4 / 5 (4) Sep 19, 2013
In the deep ocean looks don't matter. It's too dark to see your partner anyway... Besides, I doubt that it would be impressed by a human, so we're even.
1 / 5 (10) Sep 19, 2013
If you can't see your partner, and you're so ugly, does that make it easier or harder to be monogamous?
1.7 / 5 (11) Sep 19, 2013
If you can't see your partner, and you're so ugly, does that make it easier or harder to be monogamous?

I'm not telling.
5 / 5 (1) Sep 20, 2013
The monogamy is probably for a more practical reason. How easy is it to FIND another member of your species in the dark?
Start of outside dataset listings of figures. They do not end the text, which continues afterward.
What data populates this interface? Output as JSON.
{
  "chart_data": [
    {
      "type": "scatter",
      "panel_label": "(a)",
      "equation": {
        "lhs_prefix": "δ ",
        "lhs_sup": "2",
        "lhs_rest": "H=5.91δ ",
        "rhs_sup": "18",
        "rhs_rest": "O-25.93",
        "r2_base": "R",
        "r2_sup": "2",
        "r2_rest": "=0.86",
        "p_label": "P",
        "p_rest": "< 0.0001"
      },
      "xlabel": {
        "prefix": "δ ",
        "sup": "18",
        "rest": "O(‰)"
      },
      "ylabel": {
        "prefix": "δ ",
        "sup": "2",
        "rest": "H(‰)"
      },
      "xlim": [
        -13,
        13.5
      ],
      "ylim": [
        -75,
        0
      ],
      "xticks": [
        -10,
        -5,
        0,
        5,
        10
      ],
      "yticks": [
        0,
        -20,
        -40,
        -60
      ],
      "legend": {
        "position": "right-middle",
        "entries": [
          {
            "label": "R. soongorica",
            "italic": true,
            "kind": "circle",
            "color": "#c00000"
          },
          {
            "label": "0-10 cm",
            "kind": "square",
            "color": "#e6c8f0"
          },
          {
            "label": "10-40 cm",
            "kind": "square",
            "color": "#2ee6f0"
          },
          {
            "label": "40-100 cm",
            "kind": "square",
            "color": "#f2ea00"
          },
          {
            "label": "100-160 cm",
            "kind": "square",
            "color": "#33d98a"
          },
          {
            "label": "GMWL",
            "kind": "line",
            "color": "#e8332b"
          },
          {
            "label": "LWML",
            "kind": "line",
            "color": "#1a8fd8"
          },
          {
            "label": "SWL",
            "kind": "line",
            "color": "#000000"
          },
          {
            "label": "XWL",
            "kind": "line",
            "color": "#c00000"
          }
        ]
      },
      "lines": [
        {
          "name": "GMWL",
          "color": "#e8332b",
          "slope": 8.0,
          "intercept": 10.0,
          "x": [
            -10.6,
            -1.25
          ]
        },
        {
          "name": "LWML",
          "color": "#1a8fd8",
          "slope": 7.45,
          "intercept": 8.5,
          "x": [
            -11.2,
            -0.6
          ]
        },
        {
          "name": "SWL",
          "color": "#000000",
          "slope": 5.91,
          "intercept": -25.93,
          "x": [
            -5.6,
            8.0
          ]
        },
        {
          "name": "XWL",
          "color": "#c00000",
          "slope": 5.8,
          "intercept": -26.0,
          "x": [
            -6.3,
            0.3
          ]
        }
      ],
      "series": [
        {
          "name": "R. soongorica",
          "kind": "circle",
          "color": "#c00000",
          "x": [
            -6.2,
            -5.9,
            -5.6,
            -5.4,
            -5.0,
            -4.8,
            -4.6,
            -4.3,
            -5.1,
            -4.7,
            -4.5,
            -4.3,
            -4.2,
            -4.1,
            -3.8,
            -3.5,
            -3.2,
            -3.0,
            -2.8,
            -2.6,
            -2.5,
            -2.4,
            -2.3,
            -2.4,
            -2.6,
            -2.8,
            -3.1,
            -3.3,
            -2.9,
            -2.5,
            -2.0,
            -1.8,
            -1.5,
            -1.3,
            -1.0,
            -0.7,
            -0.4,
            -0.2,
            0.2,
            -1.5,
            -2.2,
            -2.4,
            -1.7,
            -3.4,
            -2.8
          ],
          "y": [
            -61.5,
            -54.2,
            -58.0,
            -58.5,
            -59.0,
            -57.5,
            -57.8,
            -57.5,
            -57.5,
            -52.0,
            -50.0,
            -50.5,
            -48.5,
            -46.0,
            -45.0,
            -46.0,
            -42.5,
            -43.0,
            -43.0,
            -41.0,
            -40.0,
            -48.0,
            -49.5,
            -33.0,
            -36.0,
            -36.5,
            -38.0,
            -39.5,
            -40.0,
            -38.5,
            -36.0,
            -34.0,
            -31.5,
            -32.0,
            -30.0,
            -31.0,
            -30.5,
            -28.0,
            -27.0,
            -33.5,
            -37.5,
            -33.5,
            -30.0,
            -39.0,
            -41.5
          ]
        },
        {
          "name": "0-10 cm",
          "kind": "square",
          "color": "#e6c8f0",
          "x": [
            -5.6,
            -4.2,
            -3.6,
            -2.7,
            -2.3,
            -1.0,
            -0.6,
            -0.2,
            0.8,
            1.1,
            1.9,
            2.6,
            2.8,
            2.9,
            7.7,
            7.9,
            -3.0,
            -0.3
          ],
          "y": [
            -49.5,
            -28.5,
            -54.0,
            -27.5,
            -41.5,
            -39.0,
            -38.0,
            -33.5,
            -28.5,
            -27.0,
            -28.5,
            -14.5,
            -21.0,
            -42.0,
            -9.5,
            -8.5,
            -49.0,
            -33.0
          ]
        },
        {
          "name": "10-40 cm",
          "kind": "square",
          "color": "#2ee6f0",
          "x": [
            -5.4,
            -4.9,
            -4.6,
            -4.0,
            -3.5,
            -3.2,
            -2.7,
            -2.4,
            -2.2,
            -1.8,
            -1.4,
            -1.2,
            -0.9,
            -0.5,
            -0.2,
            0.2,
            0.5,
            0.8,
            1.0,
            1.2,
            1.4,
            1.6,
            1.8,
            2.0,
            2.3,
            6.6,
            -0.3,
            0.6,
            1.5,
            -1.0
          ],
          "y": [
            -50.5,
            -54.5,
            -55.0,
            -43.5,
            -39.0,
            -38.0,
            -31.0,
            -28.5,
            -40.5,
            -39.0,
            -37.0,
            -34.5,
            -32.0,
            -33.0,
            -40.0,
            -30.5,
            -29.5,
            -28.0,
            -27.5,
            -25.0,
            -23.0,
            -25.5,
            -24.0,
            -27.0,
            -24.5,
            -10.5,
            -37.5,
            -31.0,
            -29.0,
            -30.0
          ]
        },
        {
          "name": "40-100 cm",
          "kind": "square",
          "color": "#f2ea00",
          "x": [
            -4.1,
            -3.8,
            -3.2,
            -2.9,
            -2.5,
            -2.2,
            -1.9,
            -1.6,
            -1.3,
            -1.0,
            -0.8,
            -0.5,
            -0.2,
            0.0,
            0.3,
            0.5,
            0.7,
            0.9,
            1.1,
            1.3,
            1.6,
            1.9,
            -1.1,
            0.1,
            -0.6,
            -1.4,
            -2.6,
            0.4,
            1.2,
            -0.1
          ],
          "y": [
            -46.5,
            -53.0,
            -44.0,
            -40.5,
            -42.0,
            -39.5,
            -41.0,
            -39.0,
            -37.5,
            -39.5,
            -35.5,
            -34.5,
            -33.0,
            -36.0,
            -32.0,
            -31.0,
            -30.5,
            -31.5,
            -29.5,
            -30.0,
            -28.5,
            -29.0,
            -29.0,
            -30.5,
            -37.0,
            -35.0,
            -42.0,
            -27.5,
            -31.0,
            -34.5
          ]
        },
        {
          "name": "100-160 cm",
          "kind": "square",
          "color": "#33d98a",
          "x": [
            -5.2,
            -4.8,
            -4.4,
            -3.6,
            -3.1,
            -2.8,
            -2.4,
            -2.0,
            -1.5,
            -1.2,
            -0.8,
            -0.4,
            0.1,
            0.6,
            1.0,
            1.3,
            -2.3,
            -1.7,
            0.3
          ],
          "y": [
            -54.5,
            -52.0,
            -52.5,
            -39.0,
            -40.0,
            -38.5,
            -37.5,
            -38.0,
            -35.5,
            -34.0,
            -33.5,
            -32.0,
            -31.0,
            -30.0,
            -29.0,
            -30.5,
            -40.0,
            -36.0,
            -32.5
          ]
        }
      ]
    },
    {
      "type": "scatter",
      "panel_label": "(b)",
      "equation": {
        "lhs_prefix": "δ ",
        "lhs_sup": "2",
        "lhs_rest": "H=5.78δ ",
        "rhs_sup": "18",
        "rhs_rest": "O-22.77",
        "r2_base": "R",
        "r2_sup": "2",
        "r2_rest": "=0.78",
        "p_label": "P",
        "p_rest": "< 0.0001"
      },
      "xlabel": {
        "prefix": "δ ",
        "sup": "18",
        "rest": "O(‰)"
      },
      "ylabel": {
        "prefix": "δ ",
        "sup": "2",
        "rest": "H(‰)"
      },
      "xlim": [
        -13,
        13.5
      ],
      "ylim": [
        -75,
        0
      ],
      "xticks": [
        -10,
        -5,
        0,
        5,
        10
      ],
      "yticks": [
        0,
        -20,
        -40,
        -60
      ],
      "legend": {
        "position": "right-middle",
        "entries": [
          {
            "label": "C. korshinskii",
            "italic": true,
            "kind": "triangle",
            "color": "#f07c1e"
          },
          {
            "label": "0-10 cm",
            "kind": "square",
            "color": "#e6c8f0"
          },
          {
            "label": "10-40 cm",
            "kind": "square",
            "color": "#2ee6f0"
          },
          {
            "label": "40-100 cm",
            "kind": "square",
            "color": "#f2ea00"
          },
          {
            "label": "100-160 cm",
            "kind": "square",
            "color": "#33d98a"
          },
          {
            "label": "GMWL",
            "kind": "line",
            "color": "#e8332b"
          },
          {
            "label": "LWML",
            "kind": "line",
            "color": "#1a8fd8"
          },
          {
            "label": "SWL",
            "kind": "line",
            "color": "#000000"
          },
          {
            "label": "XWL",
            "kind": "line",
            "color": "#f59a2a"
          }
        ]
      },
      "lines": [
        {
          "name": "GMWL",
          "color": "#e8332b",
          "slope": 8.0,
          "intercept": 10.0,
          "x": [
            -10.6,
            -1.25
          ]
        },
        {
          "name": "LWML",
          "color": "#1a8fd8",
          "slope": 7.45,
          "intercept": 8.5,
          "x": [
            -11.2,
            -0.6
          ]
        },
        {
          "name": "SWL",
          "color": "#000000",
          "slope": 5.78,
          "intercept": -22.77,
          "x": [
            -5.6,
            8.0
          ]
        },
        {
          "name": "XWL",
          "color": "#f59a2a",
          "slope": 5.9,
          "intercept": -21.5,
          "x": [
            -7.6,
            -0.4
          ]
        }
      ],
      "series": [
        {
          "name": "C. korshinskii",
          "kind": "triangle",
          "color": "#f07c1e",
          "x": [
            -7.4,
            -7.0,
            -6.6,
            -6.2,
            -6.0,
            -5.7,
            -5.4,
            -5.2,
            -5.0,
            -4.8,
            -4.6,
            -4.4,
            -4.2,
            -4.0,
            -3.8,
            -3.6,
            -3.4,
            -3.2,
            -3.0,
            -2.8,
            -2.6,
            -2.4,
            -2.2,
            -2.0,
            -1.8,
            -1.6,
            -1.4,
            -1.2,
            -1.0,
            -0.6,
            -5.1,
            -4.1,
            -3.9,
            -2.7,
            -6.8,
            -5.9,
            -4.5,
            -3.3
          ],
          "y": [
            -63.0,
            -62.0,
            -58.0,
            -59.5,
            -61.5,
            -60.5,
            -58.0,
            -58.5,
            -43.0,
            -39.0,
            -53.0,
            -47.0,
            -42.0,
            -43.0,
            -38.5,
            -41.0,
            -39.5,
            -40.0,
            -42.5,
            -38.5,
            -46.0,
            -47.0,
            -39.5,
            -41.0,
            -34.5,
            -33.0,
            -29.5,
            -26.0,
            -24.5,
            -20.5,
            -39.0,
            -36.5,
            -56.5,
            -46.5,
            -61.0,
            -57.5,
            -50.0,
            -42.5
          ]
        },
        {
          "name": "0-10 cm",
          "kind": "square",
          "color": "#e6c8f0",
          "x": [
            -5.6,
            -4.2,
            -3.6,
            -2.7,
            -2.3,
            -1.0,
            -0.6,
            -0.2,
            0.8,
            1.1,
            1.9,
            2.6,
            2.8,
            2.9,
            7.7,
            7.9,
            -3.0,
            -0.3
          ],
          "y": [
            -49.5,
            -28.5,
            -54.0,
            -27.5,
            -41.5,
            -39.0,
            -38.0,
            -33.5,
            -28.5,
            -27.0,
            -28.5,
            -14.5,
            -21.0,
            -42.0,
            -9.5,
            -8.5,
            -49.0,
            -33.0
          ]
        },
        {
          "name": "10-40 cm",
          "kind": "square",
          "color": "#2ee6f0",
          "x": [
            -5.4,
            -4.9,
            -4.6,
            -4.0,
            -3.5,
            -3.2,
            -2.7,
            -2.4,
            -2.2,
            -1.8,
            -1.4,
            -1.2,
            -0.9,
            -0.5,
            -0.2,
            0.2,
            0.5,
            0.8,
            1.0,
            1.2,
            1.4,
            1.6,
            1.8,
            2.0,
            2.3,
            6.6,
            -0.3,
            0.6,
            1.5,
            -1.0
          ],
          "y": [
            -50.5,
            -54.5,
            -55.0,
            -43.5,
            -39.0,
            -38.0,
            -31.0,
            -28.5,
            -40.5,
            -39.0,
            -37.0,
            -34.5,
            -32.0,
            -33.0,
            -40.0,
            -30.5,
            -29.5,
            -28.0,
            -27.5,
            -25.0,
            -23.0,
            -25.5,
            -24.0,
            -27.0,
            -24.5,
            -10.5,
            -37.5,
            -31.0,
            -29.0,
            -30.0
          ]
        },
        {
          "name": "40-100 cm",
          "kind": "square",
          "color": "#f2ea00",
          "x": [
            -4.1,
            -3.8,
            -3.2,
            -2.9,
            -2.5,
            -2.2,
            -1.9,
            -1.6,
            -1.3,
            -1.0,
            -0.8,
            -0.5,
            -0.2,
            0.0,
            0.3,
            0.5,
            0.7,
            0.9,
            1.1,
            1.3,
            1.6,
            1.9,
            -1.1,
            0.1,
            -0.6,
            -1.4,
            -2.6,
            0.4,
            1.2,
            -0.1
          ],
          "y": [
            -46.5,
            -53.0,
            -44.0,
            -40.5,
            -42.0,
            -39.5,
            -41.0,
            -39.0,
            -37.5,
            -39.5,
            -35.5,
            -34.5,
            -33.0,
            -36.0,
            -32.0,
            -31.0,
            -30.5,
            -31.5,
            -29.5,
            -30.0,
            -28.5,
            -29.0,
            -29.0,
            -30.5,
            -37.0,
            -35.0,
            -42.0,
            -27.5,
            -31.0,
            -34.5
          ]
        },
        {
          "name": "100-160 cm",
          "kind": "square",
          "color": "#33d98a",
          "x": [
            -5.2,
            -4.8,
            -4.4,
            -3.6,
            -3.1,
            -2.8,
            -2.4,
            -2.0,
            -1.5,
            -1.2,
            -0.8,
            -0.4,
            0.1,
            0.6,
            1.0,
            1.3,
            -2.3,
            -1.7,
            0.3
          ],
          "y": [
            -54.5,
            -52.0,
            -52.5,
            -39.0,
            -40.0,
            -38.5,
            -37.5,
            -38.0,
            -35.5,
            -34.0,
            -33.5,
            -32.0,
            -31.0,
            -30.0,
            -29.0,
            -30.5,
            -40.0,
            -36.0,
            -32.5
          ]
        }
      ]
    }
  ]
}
Especially if you're not a populous species to start with? Maybe it isn't a matter of what the partner looks like but rather whether they can find one at all.

Some squids solve the problem in a different way. The males inject sperm packets into the female anywhere they can reach. The squid only mate once, and are solitary, so it's a matter of mate at the first opportunity. The only disadvantage is that they aren't always choosy, and males have been found with other males' packets in them. In at least one case one was found with his OWN packet in him. OUCH...
1 / 5 (3) Sep 20, 2013
How come they don't have these fish in aquariums? That would be so cool. They've been around since before the age of dinosaurs.
3 / 5 (4) Sep 20, 2013
Ovivivaparous - that's even more fascinating. Deep ocean, slow-living, monogamous and ovivivaparous. I'd say it was a situation based on slow reproduction, high parental investment, and little environmental variation. It would seem that they can afford to be choosy, and instead make sure to engage in disparate matings rather than catch-as-catch-can based on relatedness. That would, to me, argue against the can only find one in the dark idea - if they can be choosy, it could mean they either migrate upon birth to avoid related mates, or have a mechanism to identify mates with more disparate genetic makeup. Either one would argue for investment in variability being a behavior rather than a forced environmental circumstance.

The three year gestation... wow. That is a lot of parental investment.
5 / 5 (1) Sep 20, 2013
Gmr: Possible. The population density would have to be high enough that they could find multiple choices, but I've never seen any report on that, so you may be right. And there are ways to find each other besides vision. After all, they find food!
2 / 5 (4) Sep 21, 2013
No doubt their rarity makes them unwittingly monogamous. They mate with one male and he is the father of all the offspring. It is possible that once the female has mated, she is no longer interested in any more matings. The males no doubt sense the presence of a female through her pheromone trail, and that trail would present a different signature once the female has been impregnated because of the hormonal changes that she undergoes. That makes the monogamous nature of the coelacanth much less amazing than that of the Blue Marlin, who are not only monogamous, but who mate for life, considering their much greater number in clearer waters.